Frage von Gerhard R. •

Frage an Diana Golze von Gerhard R. bezüglich Bildung und Erziehung

Sehr gehrte Frau Golze,

meine - noch unbeantwortete - Frage zum Verhalten eines Gymnasiums unter http://www.abgeordnetenwatch.de/diana_golze-575-37602--f247541.html#q247541 ergänze ich:

"Keine privilegierte Stellung der Bundeswehr in der Schule" kann nach Gesprächen in meinem Bekanntenkreis wegen der parlamentarischen Mehrheitsverhältnisse nur eine in die Zukunft gerichtete Forderung sein.
Brauchen wir für die Gegenwart die Forderung "Keine Zwangsanwesenheit im Unterricht mit der Bundeswehr"?

Denkbar wäre vielleicht:

Eltern teilen der Schule schriftlich mit: Aus Gewissensgründen erziehen wir unser Kind gewaltfrei mit dem Ziel, daß es später den Wehrdienst verweigert. Deshalb beantragen wir die Befreiung von der Teilnahmepflicht am Unterricht mit der Bundeswehr.

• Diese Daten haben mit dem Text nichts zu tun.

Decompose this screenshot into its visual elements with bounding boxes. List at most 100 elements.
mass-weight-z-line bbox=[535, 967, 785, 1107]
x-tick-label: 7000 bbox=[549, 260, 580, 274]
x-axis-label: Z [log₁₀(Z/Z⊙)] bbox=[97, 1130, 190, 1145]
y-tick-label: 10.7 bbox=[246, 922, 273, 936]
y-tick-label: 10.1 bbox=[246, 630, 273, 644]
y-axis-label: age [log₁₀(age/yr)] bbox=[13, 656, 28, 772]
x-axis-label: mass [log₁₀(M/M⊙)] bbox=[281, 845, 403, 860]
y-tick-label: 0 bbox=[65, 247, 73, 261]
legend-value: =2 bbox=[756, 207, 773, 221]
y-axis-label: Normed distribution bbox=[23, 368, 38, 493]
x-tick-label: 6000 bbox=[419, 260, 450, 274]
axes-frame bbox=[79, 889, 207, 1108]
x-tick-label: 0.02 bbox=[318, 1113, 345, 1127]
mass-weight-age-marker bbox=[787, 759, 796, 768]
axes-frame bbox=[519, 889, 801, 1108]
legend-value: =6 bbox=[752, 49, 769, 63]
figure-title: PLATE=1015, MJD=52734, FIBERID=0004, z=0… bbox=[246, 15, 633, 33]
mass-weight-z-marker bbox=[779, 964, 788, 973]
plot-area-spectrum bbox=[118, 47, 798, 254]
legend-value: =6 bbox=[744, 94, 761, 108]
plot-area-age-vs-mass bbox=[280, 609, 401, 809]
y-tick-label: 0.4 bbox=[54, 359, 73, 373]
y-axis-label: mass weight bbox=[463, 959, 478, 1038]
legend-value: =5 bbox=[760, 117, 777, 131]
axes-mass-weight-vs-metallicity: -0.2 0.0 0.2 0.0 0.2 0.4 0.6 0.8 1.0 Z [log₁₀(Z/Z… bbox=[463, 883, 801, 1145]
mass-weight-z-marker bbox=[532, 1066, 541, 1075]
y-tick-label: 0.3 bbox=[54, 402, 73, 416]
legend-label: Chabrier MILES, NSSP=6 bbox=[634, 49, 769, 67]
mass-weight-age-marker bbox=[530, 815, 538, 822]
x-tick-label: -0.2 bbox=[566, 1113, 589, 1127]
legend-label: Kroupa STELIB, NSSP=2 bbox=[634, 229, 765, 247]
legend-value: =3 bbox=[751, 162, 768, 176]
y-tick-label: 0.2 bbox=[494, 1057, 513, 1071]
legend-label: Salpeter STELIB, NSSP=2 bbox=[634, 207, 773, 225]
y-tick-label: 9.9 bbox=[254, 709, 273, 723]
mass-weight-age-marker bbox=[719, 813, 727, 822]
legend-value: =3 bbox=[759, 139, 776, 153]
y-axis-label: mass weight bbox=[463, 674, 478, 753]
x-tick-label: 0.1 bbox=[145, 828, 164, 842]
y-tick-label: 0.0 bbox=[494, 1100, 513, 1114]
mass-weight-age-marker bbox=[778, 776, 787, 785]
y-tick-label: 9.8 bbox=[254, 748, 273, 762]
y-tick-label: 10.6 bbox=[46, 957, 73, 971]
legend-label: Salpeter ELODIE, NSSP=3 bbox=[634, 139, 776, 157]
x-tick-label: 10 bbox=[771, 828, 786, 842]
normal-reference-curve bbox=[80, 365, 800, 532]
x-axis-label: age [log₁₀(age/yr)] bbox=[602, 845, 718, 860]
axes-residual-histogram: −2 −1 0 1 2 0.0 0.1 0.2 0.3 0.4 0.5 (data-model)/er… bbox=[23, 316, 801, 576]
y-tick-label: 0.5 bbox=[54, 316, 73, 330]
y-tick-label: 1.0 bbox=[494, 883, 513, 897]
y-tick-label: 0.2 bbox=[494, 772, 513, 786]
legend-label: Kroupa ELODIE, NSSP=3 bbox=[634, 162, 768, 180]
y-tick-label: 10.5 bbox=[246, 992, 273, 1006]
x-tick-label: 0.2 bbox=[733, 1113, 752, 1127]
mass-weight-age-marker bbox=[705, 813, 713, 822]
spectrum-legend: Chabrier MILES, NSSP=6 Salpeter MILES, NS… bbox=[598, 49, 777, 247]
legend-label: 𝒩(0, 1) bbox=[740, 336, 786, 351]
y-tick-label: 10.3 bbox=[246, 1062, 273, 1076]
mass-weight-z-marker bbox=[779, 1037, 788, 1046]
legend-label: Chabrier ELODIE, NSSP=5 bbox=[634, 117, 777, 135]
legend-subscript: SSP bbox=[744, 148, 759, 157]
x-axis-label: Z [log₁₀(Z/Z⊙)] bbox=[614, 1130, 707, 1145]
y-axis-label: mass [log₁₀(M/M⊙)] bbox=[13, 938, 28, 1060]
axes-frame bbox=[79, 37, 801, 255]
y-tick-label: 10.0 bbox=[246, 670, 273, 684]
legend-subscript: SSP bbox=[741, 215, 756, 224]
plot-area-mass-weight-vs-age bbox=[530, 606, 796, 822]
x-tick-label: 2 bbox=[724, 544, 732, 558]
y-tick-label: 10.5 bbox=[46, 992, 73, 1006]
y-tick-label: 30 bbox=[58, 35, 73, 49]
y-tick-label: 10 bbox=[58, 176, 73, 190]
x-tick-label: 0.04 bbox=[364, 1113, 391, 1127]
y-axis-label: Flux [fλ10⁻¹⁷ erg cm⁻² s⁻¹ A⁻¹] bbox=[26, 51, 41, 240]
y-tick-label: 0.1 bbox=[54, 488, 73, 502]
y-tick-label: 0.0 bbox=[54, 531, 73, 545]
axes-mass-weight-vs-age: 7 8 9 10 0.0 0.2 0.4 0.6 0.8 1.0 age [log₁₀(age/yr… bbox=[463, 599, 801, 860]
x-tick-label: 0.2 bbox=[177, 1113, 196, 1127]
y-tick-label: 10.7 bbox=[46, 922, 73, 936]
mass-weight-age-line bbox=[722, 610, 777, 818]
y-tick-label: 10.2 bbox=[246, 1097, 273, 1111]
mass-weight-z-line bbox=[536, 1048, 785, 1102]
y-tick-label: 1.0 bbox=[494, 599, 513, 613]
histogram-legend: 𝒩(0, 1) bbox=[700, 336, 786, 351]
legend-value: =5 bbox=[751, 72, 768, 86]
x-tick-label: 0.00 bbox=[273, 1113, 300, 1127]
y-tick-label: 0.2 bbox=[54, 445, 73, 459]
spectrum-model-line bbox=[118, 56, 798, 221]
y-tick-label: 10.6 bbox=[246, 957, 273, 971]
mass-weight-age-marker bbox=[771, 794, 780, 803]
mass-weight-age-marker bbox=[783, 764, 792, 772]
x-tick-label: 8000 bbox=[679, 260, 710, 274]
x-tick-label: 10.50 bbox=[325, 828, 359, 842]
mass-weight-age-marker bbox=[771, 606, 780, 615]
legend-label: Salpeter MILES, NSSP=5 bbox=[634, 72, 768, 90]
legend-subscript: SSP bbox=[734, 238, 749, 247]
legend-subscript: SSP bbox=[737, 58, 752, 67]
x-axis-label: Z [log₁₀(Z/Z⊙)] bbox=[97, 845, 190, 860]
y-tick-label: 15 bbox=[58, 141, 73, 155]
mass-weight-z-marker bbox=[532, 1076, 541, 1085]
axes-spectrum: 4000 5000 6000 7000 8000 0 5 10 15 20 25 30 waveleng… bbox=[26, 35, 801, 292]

Volljährige Schüler teilen der Schule schriftlich mit: Aus Gewissensgründen werde ich den Wehrdienst verweigern. Deshalb beantrage ich die Befreiung von der Anwesenheitspflicht im Unterricht mit der Bundeswehr und Ersatzunterricht in der Parallelklasse.

Wie beurteilen Sie - gfs. nach Befragung von Fachleuten - die Erfolgsaussichten?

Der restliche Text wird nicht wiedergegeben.